Haruki Murakami: Die unheimliche Bibliothek

20160723_151911.jpgOriginaltitel: Fushigi Na Toshokan

Autor: Haruki Murakami

Ilustrator: Kat Menschik

Verlag: Dumont Verlag

Genre: Mystery

Seitenzahl: 63

Erscheinungsjahr: 2013

ISBN: 978-3-8321-9717-9

Schande über mein Haupt, aber ich habe bislang noch nichts von Haruki Murakami gelesen. Da kam mir diese kurze Erzählung gerade gelegen. Der Klappentext verrät Folgendes:

Kannst du nicht sprechen?<<, fragte ich das Mädchen.

>Nein, meine Stimmbänder wurden in meiner Kindheit zerstört.<<

>Deine Stimmbänder wurden zerstört? Aber von wem denn?<<

Darauf gab sie mir keine Antwort. Sie lächelte nur so lieblich und süß, dass es mir den Atem nahm.

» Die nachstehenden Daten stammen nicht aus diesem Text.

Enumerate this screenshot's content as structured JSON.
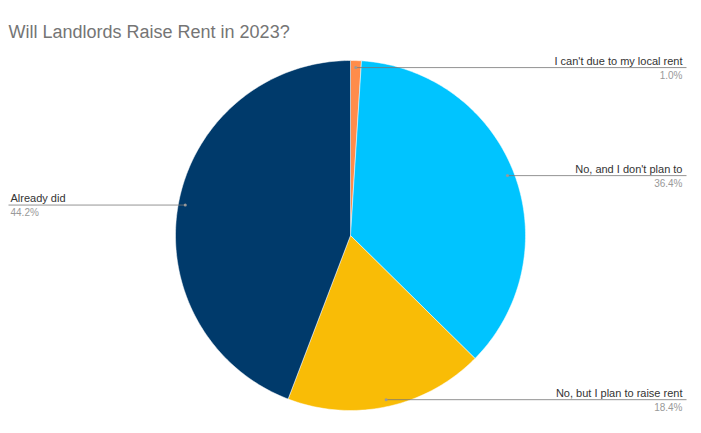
{
  "chart_data": {
    "type": "pie",
    "title": "Will Landlords Raise Rent in 2023?",
    "categories": [
      "I can't due to my local rent",
      "No, and I don't plan to",
      "No, but I plan to raise rent",
      "Already did"
    ],
    "values": [
      1.0,
      36.4,
      18.4,
      44.2
    ],
    "value_labels": [
      "1.0%",
      "36.4%",
      "18.4%",
      "44.2%"
    ],
    "colors": [
      "#ff8c4a",
      "#00c4ff",
      "#f9bc06",
      "#003a6b"
    ],
    "data_labels": true
  }
}
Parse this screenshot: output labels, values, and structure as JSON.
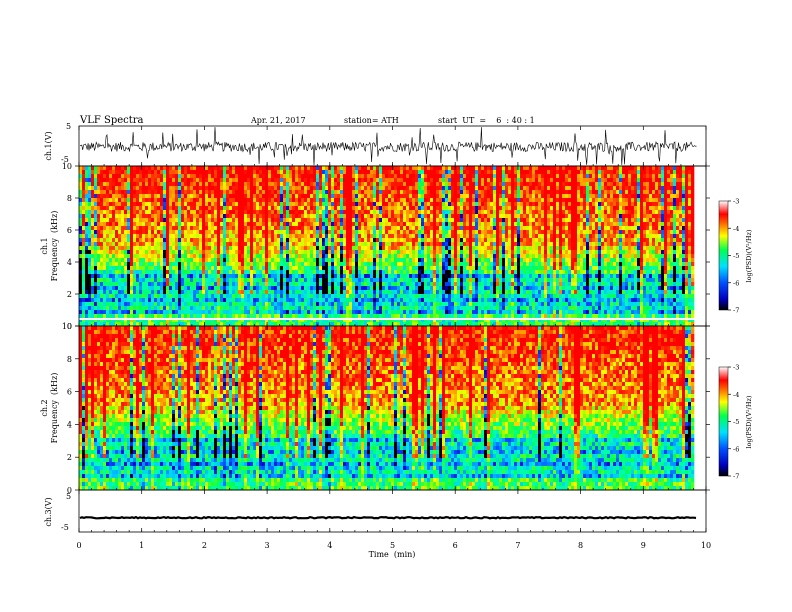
{
  "header": {
    "title": "VLF  Spectra",
    "date": "Apr. 21, 2017",
    "station": "station= ATH",
    "start_ut": "start  UT  =    6  : 40 : 1"
  },
  "chart_data": [
    {
      "type": "line",
      "panel": "ch1-waveform",
      "ylabel": "ch.1(V)",
      "ylim": [
        -5,
        5
      ],
      "yticks": [
        "5",
        "-5"
      ],
      "xlim": [
        0,
        10
      ],
      "x_data_end": 9.85,
      "series": [
        {
          "values_note_free": true,
          "mean": -0.2,
          "spread": 1.2,
          "spike_max": 4.8
        }
      ]
    },
    {
      "type": "heatmap",
      "panel": "ch1-spectrogram",
      "ylabel": "ch.1\nFrequency  (kHz)",
      "ylabel_line1": "ch.1",
      "ylabel_line2": "Frequency  (kHz)",
      "ylim": [
        0,
        10
      ],
      "yticks": [
        "0",
        "2",
        "4",
        "6",
        "8",
        "10"
      ],
      "xlim": [
        0,
        10
      ],
      "x_data_end": 9.85,
      "colorbar": {
        "label": "log(PSD)(V²/Hz)",
        "range": [
          -7,
          -3
        ],
        "ticks": [
          "-3",
          "-4",
          "-5",
          "-6",
          "-7"
        ],
        "colors": [
          "#000000",
          "#0000ff",
          "#00c8ff",
          "#00ff64",
          "#ffff00",
          "#ff0000",
          "#ffffff"
        ]
      }
    },
    {
      "type": "heatmap",
      "panel": "ch2-spectrogram",
      "ylabel_line1": "ch.2",
      "ylabel_line2": "Frequency  (kHz)",
      "ylim": [
        0,
        10
      ],
      "yticks": [
        "0",
        "2",
        "4",
        "6",
        "8",
        "10"
      ],
      "xlim": [
        0,
        10
      ],
      "x_data_end": 9.85,
      "colorbar": {
        "label": "log(PSD)(V²/Hz)",
        "range": [
          -7,
          -3
        ],
        "ticks": [
          "-3",
          "-4",
          "-5",
          "-6",
          "-7"
        ]
      }
    },
    {
      "type": "line",
      "panel": "ch3-waveform",
      "ylabel": "ch.3(V)",
      "ylim": [
        -5,
        5
      ],
      "yticks": [
        "5",
        "-5"
      ],
      "xlim": [
        0,
        10
      ],
      "x_data_end": 9.85,
      "series": [
        {
          "mean": -1.6,
          "spread": 0.15
        }
      ]
    }
  ],
  "xaxis": {
    "label": "Time  (min)",
    "ticks": [
      "0",
      "1",
      "2",
      "3",
      "4",
      "5",
      "6",
      "7",
      "8",
      "9",
      "10"
    ]
  }
}
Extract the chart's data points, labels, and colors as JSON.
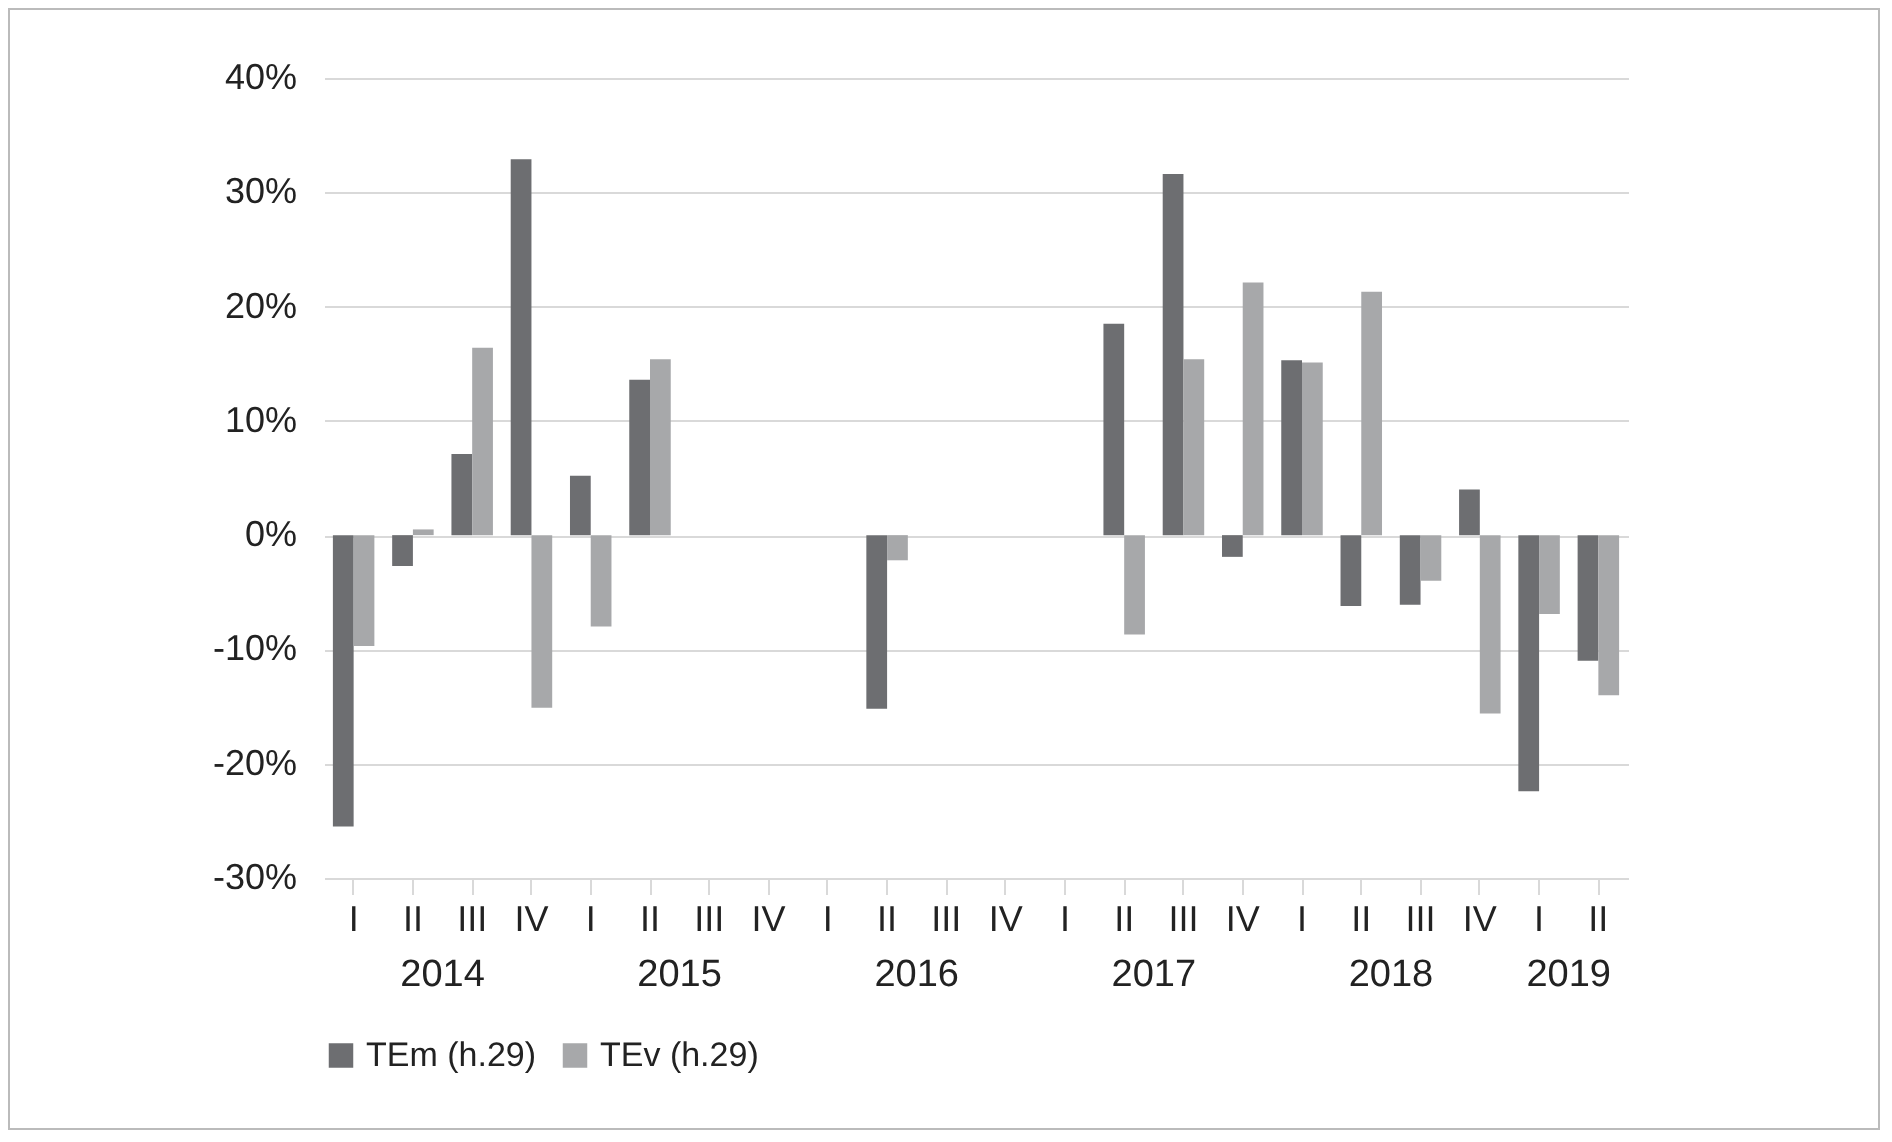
{
  "chart_data": {
    "type": "bar",
    "categories": [
      "I",
      "II",
      "III",
      "IV",
      "I",
      "II",
      "III",
      "IV",
      "I",
      "II",
      "III",
      "IV",
      "I",
      "II",
      "III",
      "IV",
      "I",
      "II",
      "III",
      "IV",
      "I",
      "II"
    ],
    "series": [
      {
        "name": "TEm (h.29)",
        "color": "#6d6e71",
        "values": [
          -25.5,
          -2.7,
          7.1,
          32.9,
          5.2,
          13.6,
          null,
          null,
          null,
          -15.2,
          null,
          null,
          null,
          18.5,
          31.6,
          -1.9,
          15.3,
          -6.2,
          -6.1,
          4.0,
          -22.4,
          -11.0
        ]
      },
      {
        "name": "TEv (h.29)",
        "color": "#a7a8aa",
        "values": [
          -9.7,
          0.5,
          16.4,
          -15.1,
          -8.0,
          15.4,
          null,
          null,
          null,
          -2.2,
          null,
          null,
          null,
          -8.7,
          15.4,
          22.1,
          15.1,
          21.3,
          -4.0,
          -15.6,
          -6.9,
          -14.0
        ]
      }
    ],
    "annotations": [
      "2014",
      "2015",
      "2016",
      "2017",
      "2018",
      "2019"
    ],
    "ylim": [
      -30,
      40
    ],
    "yticks": [
      {
        "value": -30,
        "label": "-30%"
      },
      {
        "value": -20,
        "label": "-20%"
      },
      {
        "value": -10,
        "label": "-10%"
      },
      {
        "value": 0,
        "label": "0%"
      },
      {
        "value": 10,
        "label": "10%"
      },
      {
        "value": 20,
        "label": "20%"
      },
      {
        "value": 30,
        "label": "30%"
      },
      {
        "value": 40,
        "label": "40%"
      }
    ],
    "grid": "y",
    "legend": "bottom"
  }
}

Unser namenloser Protagonist begibt sich in die Bücherei, um über das Osmanische Reich zu recherchieren. Jedoch entführt der Bibliothekar ihn in den unterirdischen Teil des Gebäudes, wo der Junge zwischen merkwürdigen Gestalten gefangen gehalten wird.

Die Erzählung lässt sich getrost als andersartig und originell bezeichnen. Obwohl die Geschichte linear durcherzählt wird und aufgrund ihrer Kürze in einem Rutsch weggelesen werden kann, fordert sie Konzentration. Denn Murakami spart sich einige Erklärungen.

Einerseits war es gerade für mich also angenehm, dass nicht jeder Raum bis ins kleinste Details beleuchtet wird, andererseits gibt es aber auch keine Erläuterung, wie der Protagonist mit dem stummen Mädchen aus dem Klappentext kommunizieren kann.

Generell ist der Leser bei dieser Geschichte mehr auf die eigene Fantasie als die Logik unserer Welt angewiesen. Denn neben dem Mädchen gibt es noch weitere merkwürdige Charaktere, bei denen nicht ganz klar wird, was sie sind oder warum sie so handeln.

Das mag auch daran liegen, dass unser Protagonist sehr nachgiebig ist. Diesem merkt man den japanischen Einfluss an, reagiert er überraschend gefasst auf die Situation und leistet kaum Widerstand. Zwar bleibt er nicht völlig untätig, aber von einer wirklichen Rebellion kann nicht die Rede sein.

Dadurch, dass alles so vage bleibt, bietet die Erzählung Raum für die verschiedensten Interpretationen, denn so ziemlich jedes Element könnte als Metapher für etwas völlig Anderes aufgefasst werden. So ist die Interpretationsfreiheit des Lesers jedoch fast schon zu groß.

Dieses Ungewisse spiegelt sich allerdings wunderbar in den Illustrationen von Menschik wider. Nachdem ich mich erst an ihren Stil gewöhnt hatte, entdeckte ich, dass auf den eigentlichen Illustrationen durch Glanzeffekte des Papiers weitere Darstellungen gelegt sind. So unterstützen sie nicht nur die obskure Geschichte, sondern wirken beim Lesen entschleunigend, wenn man sich die Mühe macht, das Buch im richtigen Winkel zum Licht hin und her zu bewegen.

Insgesamt liefert Murakami mit Die unheimliche Bibliothek eine originelle Erzählung, die aufgrund ihres Interpretationsfreiraumes aber nicht unterschätzt werden sollte. Dazu liefert Menschik sowohl auf den ersten als auch auf den zweiten Blick passende Illustrationen. Dafür vergebe ich 3 von 5 Kreuzen.